Microarrays consist of a grid of spots of single-stranded DNA tethered to a surface, in which each spot contains the DNA corresponding to a particular gene. If a gene in a cell is active this means that its RNA transcript is present in the cytoplasm, ready to be translated into a protein. This RNA is reverse-transcribed to produce the corresponding DNA, which is then fluorescently labelled and allowed to bind to its complementary sequence in the microarray. So spots that ’light up’ show the active genes.
Microarrays give an essentially cell-wide picture of changes in gene activity as cells change their behaviour. That, however, is not the same as knowing which genes interact with one another, so microarray experiments provide a vast amount of data that can be hard to interpret.

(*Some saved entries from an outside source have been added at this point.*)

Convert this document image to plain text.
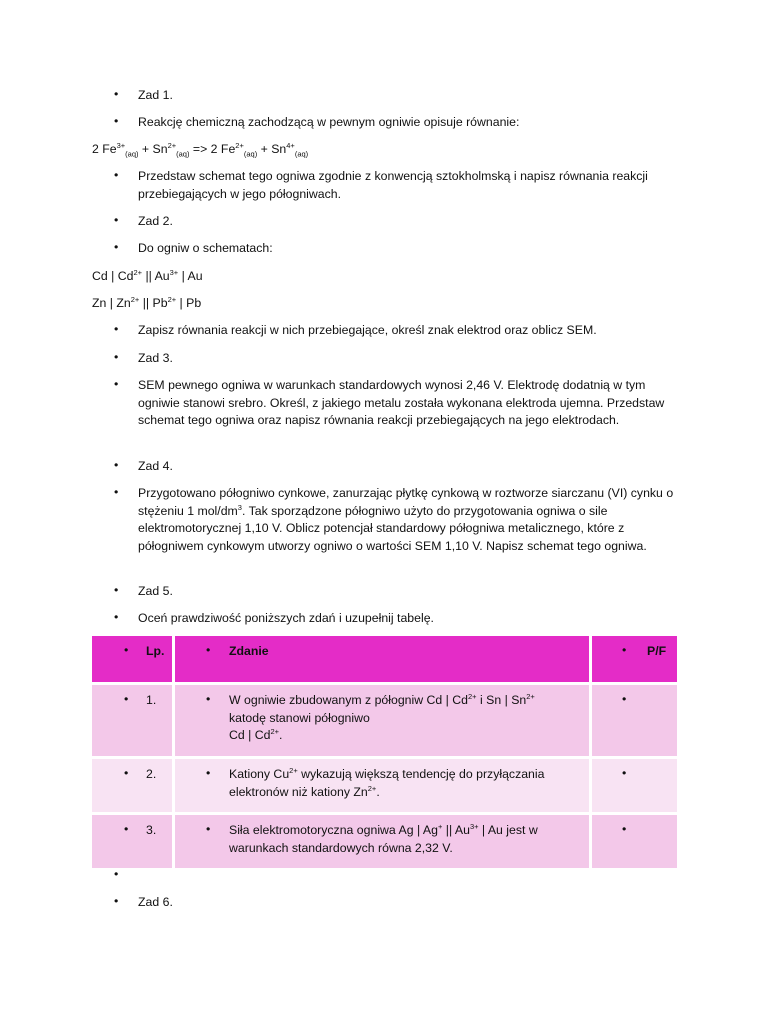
• Zad 1.
• Reakcję chemiczną zachodzącą w pewnym ogniwie opisuje równanie:
2 $Fe^{3+}_{(aq)} + Sn^{2+}_{(aq)} => 2$ $Fe^{2+}_{(aq)} + Sn^{4+}_{(aq)}$
• Przedstaw schemat tego ogniwa zgodnie z konwencją sztokholmską i napisz równania reakcji przebiegających w jego półogniwach.
• Zad 2.
• Do ogniw o schematach:
Cd | $Cd^{2+}$ || $Au^{3+}$ | Au
Zn | $Zn^{2+}$ || $Pb^{2+}$ | Pb
• Zapisz równania reakcji w nich przebiegające, określ znak elektrod oraz oblicz SEM.
• Zad 3.
• SEM pewnego ogniwa w warunkach standardowych wynosi 2,46 V. Elektrodę dodatnią w tym ogniwie stanowi srebro. Określ, z jakiego metalu została wykonana elektroda ujemna. Przedstaw schemat tego ogniwa oraz napisz równania reakcji przebiegających na jego elektrodach.
• Zad 4.
• Przygotowano półogniwo cynkowe, zanurzając płytkę cynkową w roztworze siarczanu (VI) cynku o stężeniu 1 mol/$dm^3$. Tak sporządzone półogniwo użyto do przygotowania ogniwa o sile elektromotorycznej 1,10 V. Oblicz potencjał standardowy półogniwa metalicznego, które z półogniwem cynkowym utworzy ogniwo o wartości SEM 1,10 V. Napisz schemat tego ogniwa.
• Zad 5.
• Oceń prawdziwość poniższych zdań i uzupełnij tabelę.
• Lp.	• Zdanie	• P/F
• 1.	• W ogniwie zbudowanym z półogniw Cd | $Cd^{2+}$ i Sn | $Sn^{2+}$ katodę stanowi półogniwo
Cd | $Cd^{2+}$.
•
• 2.	• Kationy $Cu^{2+}$ wykazują większą tendencję do przyłączania elektronów niż kationy $Zn^{2+}$.
•
• 3.	• Siła elektromotoryczna ogniwa Ag | Ag+ || $Au^{3+}$ | Au jest w warunkach standardowych równa 2,32 V.
•
•
• Zad 6.
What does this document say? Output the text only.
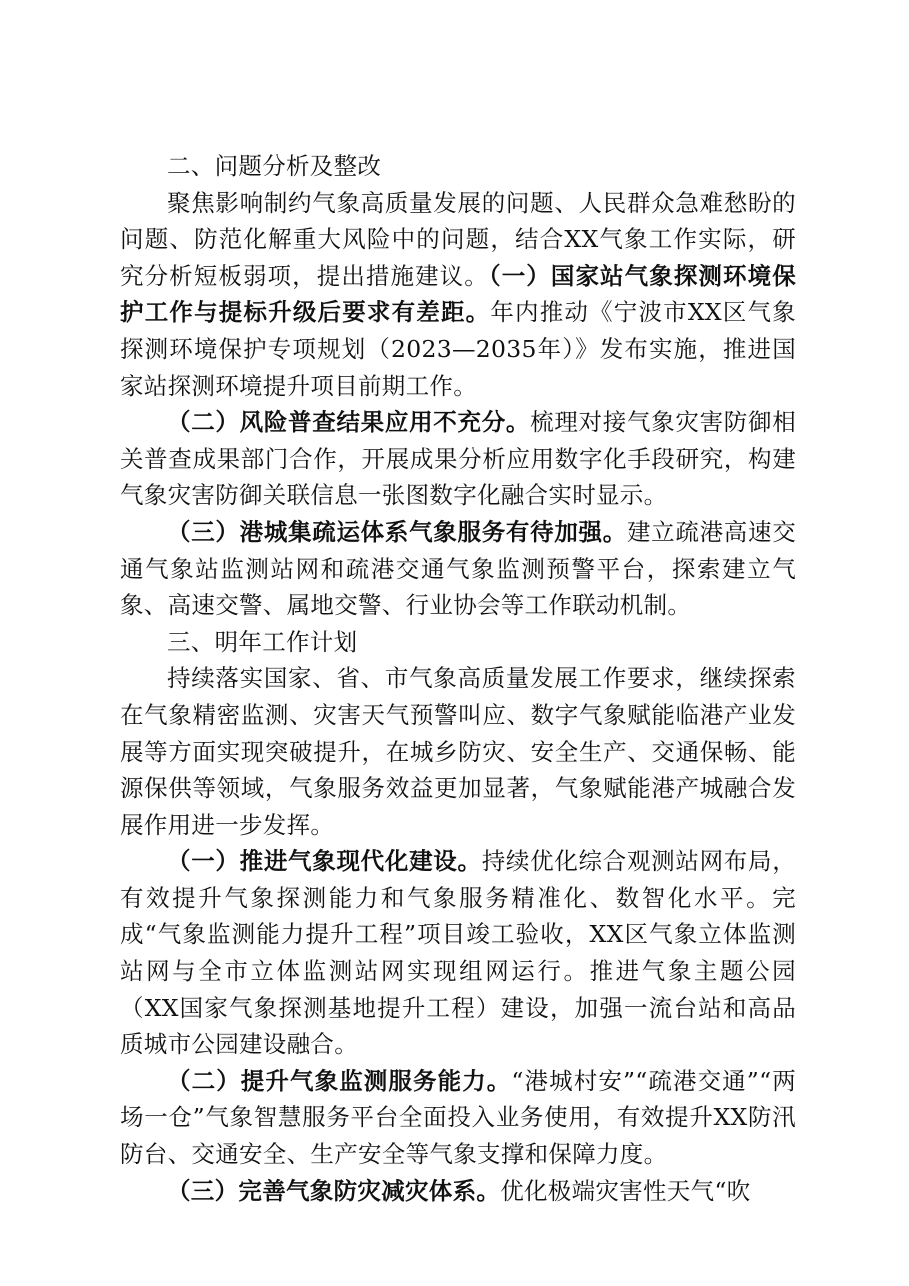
二、问题分析及整改

聚焦影响制约气象高质量发展的问题、人民群众急难愁盼的问题、防范化解重大风险中的问题，结合XX气象工作实际，研究分析短板弱项，提出措施建议。（一）国家站气象探测环境保护工作与提标升级后要求有差距。年内推动《宁波市XX区气象探测环境保护专项规划（2023—2035年）》发布实施，推进国家站探测环境提升项目前期工作。

（二）风险普查结果应用不充分。梳理对接气象灾害防御相关普查成果部门合作，开展成果分析应用数字化手段研究，构建气象灾害防御关联信息一张图数字化融合实时显示。

（三）港城集疏运体系气象服务有待加强。建立疏港高速交通气象站监测站网和疏港交通气象监测预警平台，探索建立气象、高速交警、属地交警、行业协会等工作联动机制。

三、明年工作计划

持续落实国家、省、市气象高质量发展工作要求，继续探索在气象精密监测、灾害天气预警叫应、数字气象赋能临港产业发展等方面实现突破提升，在城乡防灾、安全生产、交通保畅、能源保供等领域，气象服务效益更加显著，气象赋能港产城融合发展作用进一步发挥。

（一）推进气象现代化建设。持续优化综合观测站网布局，有效提升气象探测能力和气象服务精准化、数智化水平。完成“气象监测能力提升工程”项目竣工验收，XX区气象立体监测站网与全市立体监测站网实现组网运行。推进气象主题公园（XX国家气象探测基地提升工程）建设，加强一流台站和高品质城市公园建设融合。

（二）提升气象监测服务能力。“港城村安”“疏港交通”“两场一仓”气象智慧服务平台全面投入业务使用，有效提升XX防汛防台、交通安全、生产安全等气象支撑和保障力度。

（三）完善气象防灾减灾体系。优化极端灾害性天气“吹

Researchers are now aiming to produce similar techniques that work for proteins - but this is harder, because it can be laborious to find receptors that bind specifically to each individual protein. (Antibodies might do the job.) Mass spectrometry offers a relatively crude measure of the molecular components in a cell - not only proteins but also small molecules such as metabolites. But it can be a daunting job to try to assign specific molecules to the forest of peaks in a cell’s mass spectrum.
As well as these ’global’ methods, there are now techniques for identifying particular interactions between proteins and DNA, other proteins or metabolites. For protein-DNA interactions, a method called chromatin immunoprecipitation forges covalent crosslinks between the two molecules and then cuts up the DNA strand and extracts the protein-bound segment by precipitation with antibodies. A similar antibody-based method called co-immunoprecipitation can identify specific protein-protein interactions.